Where the Road Leads is, of course, more complicated and personal than a Wild West story transplanted to the Balkan Mountains. Ognjanović’s own history informed the emotions at play in the film. “I started film school in Belgrade a couple years later than my peers,” she says, “because I was initially supposed to go to the U.S. to study. And then, circumstances were what they were, and I wasn’t able to go. So that feeling of not being able to leave the place you’re from, that really stuck with me for a long time.”

“At its core, it is a coming-of-age story.”

That feeling—of restriction, stagnation, suffocation—is personified by the film’s central character Jana (Jana Bjelica), who feverishly navigates her village as if dropped into a maze in the film’s opening sequence. She is desperate to escape, to preserve and protect the only way out she has ever seen. “At its core, it is a coming-of-age story,” Ognjanović says, amending her definition of the film as a Western. “It’s about a girl who, throughout 24 hours, grows up and makes realizations about the world and herself and her hometown that she probably wouldn’t have had the ‘new guy’ not come.”

Ognjanović is open about her influences as a storyteller—“Gabriel García Márquez, the Colombian writer. He’s my number one, so I’m sure that he’s more consciously there, as an influence, than any others.” Indeed, there are hints of Márquez’s magical realist style laced throughout the film: A power outage in the village, which exacerbates many tensions and heightens already strained emotions, begins the moment the “new guy” walks into the town square.

The mountain village of Topli Do, the shooting location for Where the Road Leads, seems almost like it was devised and constructed for the film itself. The setting and its landmarks become familiar to the audience, even navigable, by the end of the film, in the same way that the set of a stage play does by the end of a performance. “It’s, I guess, a 19th-century village,” she says. “For the most part, when we got there, it was preserved and there were very few people still living there. And they were very protective of the place because there’s a river running through. A couple years back the government wanted to interrupt the river for a power plant. And the villagers fought them off!”

So that feeling of not being able to leave the place you’re from, that really stuck with me for a long time.”

It’s become a cliché almost beyond the point of parody to say that a film’s location is actually one of its central characters, but in a very real sense, Topli Do was a kind of co-writer for Ognjanović—so perfect a discovery was the village that Ognjanović rewrote entire scenes and subplots to better fit the location they had found. “It was the only way it could’ve worked because trying to merge something very specific with another thing that is very specific just would have conflicted. I think it turned out for the best.”

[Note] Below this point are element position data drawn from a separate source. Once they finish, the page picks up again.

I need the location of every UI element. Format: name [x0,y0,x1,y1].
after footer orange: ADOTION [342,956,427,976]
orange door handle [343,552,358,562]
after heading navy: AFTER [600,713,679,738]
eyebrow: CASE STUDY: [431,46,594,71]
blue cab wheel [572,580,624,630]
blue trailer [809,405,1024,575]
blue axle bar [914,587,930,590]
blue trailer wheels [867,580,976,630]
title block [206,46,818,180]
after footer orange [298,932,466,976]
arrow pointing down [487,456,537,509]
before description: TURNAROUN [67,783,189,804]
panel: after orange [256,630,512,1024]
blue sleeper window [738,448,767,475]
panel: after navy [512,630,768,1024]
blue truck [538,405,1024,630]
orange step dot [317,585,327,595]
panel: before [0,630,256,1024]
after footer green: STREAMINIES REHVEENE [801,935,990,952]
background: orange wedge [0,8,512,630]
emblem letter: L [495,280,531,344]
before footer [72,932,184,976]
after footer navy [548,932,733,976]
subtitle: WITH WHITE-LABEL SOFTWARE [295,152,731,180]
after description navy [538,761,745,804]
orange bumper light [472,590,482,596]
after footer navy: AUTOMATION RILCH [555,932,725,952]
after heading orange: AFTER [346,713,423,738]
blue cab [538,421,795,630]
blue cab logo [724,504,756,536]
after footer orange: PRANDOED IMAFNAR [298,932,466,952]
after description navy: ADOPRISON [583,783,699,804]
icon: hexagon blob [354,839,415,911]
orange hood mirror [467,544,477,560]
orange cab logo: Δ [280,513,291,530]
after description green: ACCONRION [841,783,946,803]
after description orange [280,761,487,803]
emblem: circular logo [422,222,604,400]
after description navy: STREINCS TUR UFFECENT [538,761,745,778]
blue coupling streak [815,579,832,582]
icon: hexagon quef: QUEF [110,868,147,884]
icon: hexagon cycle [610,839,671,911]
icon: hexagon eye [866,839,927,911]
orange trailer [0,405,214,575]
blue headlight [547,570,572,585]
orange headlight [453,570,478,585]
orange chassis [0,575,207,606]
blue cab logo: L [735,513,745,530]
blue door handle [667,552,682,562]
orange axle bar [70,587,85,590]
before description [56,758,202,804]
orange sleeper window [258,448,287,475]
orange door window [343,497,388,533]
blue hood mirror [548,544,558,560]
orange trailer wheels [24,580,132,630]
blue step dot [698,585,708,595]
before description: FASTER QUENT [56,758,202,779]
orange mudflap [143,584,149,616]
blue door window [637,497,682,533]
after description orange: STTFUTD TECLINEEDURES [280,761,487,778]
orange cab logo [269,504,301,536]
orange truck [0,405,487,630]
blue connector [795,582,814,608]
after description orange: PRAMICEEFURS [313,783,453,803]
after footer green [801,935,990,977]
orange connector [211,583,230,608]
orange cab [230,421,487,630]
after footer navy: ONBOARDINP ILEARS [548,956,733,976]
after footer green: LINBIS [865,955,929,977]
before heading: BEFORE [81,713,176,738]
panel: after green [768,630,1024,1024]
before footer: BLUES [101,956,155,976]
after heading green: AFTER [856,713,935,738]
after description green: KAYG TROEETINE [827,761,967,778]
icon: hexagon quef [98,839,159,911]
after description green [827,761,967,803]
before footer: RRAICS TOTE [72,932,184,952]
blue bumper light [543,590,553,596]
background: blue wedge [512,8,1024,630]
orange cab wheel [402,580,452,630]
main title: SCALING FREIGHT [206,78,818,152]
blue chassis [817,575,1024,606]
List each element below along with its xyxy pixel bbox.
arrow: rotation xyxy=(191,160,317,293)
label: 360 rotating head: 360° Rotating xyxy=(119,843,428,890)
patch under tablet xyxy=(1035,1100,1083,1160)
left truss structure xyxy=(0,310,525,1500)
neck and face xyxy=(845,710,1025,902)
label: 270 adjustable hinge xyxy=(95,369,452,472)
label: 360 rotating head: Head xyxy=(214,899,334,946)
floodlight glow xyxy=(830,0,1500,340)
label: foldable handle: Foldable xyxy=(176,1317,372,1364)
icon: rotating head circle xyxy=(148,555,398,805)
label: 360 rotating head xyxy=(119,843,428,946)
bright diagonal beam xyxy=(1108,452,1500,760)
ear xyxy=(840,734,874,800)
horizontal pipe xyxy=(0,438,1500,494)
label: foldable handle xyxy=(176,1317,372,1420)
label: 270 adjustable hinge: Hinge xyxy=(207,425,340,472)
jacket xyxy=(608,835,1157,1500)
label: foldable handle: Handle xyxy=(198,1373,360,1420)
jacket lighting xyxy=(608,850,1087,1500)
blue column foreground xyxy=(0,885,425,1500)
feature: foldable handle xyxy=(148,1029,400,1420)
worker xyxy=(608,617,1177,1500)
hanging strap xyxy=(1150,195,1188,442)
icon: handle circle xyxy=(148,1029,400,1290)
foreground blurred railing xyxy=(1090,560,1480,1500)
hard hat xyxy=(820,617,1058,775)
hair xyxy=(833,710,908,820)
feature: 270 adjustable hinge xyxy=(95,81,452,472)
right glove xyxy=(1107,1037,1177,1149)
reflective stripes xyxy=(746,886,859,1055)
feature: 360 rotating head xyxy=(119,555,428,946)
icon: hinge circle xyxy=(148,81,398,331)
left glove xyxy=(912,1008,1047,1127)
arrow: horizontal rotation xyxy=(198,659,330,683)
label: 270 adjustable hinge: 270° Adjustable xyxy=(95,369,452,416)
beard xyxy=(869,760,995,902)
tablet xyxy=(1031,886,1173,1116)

It’s this confluence of emotion, resourcefulness and true ingenuity behind the camera that makes a film like Where the Road Leads exciting. The film is at turns warm, tense and tragic. Its lineage is part John Ford and part anthropological portrait of an isolated community akin to Márquez’s One Hundred Years of Solitude. Its heart, though, is entirely that of Nina Ognjanović. Perhaps this is not where she begins, but for us, her audience, it is where we meet her.